A peer of mine from graduate school recently had a bad racist experience on AirBnB. AirBnB did a very good job responding to it – with prompt action from customer service all the way to a tweet from Brian Chesky, the CEO and co-founder. I have complete empathy for AirBnB – the quality of your experience on their platform depends on the civility of your community. And, there is a lot that isn’t civil in the environment in the world today.
I only booked with AirBnB once. So, I felt I didn’t know enough about the platform to write about it then. I had a great first experience. Quick confirmation I could stay, great host experience, etc.
My second one, however, has been everything but that.
Part I – House owner association changes: In anticipation of a trip 2 months away, a group of friends and I had a booking set on AirBnB for a friend’s wedding. However, 4 weeks before the trip, we received a note from the owner that she would have to cancel. The house owner’s association (HOA) had changed the rules around having AirBnB guests. Ouch. So much for our grand plan of saving money by booking early.
Part II – No response from AirBnB. We called AirBnB on Friday and explained the situation. They sympathized and promised prompt action. No news for 4 straight days. So, we called them again on Wednesday. Again, we were assured someone was on the case. On Friday, frustrated, I sent a tweet to AirBnB saying all we had heard is words, no action.
They responded immediately on Twitter and finally followed up with an email. I asked for some sort of monetary compensation for our abrupt cancellation and their lack of response. We had to move from a net spend of $550 for the trip to a place with a net spend of ~$1000. My customer service representative said he’d manage a credit $80. But, he was also going to be off this weekend and he’d be back on Monday to help if we had more questions.
Part III – 2 declines. As we all still wanted to stay together, we decided to suck it up and attempt to secure another booking. There were 2 potential places that looked open to 8 guests. So, we sent one a request. As seems to be common with AirBnB hosts, we got a prompt response – declined.
Now, we were left with the final, most expensive option. Again, prompt response – decline.
We’ve obviously moved to looking for hotels.
As I reflect on this experience, I was left with a few thoughts –
1. At AirBnB, hosts experiencing changing HOA rules are likely not that uncommon. Why not have a blanket policy for sudden cancellations instead of treating it like a bespoke request? E.g. Maybe we given $50 credit per person who was booked on the reservation. That would help prevent this back-and-forth while acknowledging it as a cost of doing business.
Maybe another part of the response would be to actively work with the cancelled guest to find another reservation? Either way, I think the first step would be to give the customer a call and work with them to sort this out. Emails wouldn’t cut it – definitely not after having them wait a week for a note from you.

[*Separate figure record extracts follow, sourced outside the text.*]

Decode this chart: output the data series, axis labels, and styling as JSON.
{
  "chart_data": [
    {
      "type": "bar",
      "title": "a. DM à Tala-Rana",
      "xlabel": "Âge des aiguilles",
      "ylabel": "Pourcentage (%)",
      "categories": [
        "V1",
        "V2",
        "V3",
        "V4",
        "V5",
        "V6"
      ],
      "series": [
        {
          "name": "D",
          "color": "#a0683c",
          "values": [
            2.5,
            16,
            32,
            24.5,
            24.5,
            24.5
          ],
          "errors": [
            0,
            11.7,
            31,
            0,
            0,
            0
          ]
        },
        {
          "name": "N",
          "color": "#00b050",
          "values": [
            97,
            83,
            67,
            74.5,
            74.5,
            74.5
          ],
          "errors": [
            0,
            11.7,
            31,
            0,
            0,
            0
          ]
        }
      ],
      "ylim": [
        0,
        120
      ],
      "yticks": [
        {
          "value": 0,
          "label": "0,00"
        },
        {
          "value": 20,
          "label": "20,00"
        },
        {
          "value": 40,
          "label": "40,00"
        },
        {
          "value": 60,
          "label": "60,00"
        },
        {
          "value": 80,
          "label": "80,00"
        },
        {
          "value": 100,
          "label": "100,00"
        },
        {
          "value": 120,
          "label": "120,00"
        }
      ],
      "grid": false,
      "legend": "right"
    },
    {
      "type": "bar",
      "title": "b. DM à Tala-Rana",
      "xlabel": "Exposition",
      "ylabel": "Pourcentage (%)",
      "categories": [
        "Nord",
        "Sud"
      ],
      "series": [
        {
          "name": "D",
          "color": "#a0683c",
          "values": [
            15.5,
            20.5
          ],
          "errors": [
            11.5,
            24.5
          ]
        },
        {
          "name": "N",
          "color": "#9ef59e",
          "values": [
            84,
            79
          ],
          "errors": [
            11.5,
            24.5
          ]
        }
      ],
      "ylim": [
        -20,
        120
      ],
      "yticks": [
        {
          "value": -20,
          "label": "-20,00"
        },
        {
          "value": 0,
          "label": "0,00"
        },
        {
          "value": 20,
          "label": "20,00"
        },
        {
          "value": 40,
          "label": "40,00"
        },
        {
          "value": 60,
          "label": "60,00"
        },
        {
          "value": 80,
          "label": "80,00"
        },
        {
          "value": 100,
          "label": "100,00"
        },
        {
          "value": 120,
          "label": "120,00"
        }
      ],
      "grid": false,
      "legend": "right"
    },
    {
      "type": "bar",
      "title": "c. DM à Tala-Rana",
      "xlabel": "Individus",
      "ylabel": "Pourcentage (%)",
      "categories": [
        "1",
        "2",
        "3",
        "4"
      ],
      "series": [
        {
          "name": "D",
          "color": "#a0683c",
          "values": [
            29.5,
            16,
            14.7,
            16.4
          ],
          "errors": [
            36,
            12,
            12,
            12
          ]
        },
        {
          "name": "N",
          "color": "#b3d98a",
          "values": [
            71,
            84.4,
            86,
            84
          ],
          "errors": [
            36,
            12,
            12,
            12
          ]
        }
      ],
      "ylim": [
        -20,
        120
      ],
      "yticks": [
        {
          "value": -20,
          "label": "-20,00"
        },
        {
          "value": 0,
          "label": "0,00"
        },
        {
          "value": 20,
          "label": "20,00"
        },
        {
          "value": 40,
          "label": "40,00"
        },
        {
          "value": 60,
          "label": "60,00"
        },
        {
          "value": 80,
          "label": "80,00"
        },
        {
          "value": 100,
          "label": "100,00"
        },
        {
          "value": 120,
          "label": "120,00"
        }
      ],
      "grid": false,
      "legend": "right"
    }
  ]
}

2. If I were Brian Chesky/AirBnB’s senior executive team, I would worry that a customer only got a response when complaining on Twitter. Does it take 7 days to respond to a customer without a reservation? Do we really need to resort to public shaming for that?
3. AirBnB has come under a lot of flak for racism. Friends of friends who are African American have tested this by creating fake white profiles to get around it and prove their point. Maybe this flak would reduce if it at least mandated that hosts give a reason for declining people? Calling the hosts who declined me/us as racist is the easy and lazy answer here. I would like to believe that is not the case and that there are other reasons that I don’t know or understand. A simple message explaining these reasons would go a long way. And, if it is doubts the host has, perhaps it can be a discussion? E.g. an assurance that there won’t be alcohol consumed at home or an extra security deposit for a large group?
I wrote to both hosts after the decline. One of them got back to me saying the listing was a mistake – they didn’t intend to leave it open after July 4th. I understand that. The other hasn’t as yet.
4. Beware compounding problems. The declines may have been less of an issue on another booking. But, overlay the cancellation and the lack of support from AirBnB and you can see how it all compounds.
5. I was reflecting on my intentions with this post. I realize there are 3. First, it is ask “what did I learn” from a disappointing service experience. Second, it is a reminder to myself to be grateful for the sort of first world problem this is. I am grateful to have the sort of options I have today – it isn’t something I’d have had a few years back. And, I am very grateful for that. Finally, it speaks to the power of incentives – since AirBnb only responded to my appeal on Twitter, I figure this might be the best way to be heard (see point 2).
Overall, this experience underlines the importance of that one principle – ownership. All of this could have been solved with a couple of phone calls and I do wish AirBnB had taken more ownership of the problem. It is still a fantastic idea – if I had a choice between a hotel room at the same price as an AirBnB, I would choose an AirBnB because I’d love to stay in a home when away from home. But, there is a lot to worry about when it comes to the execution.
Maybe AirBnB is doing just fine and doesn’t need to pay attention to these small misses with a customer or two.
But, then again, the true test of a business is not how things work when all is well.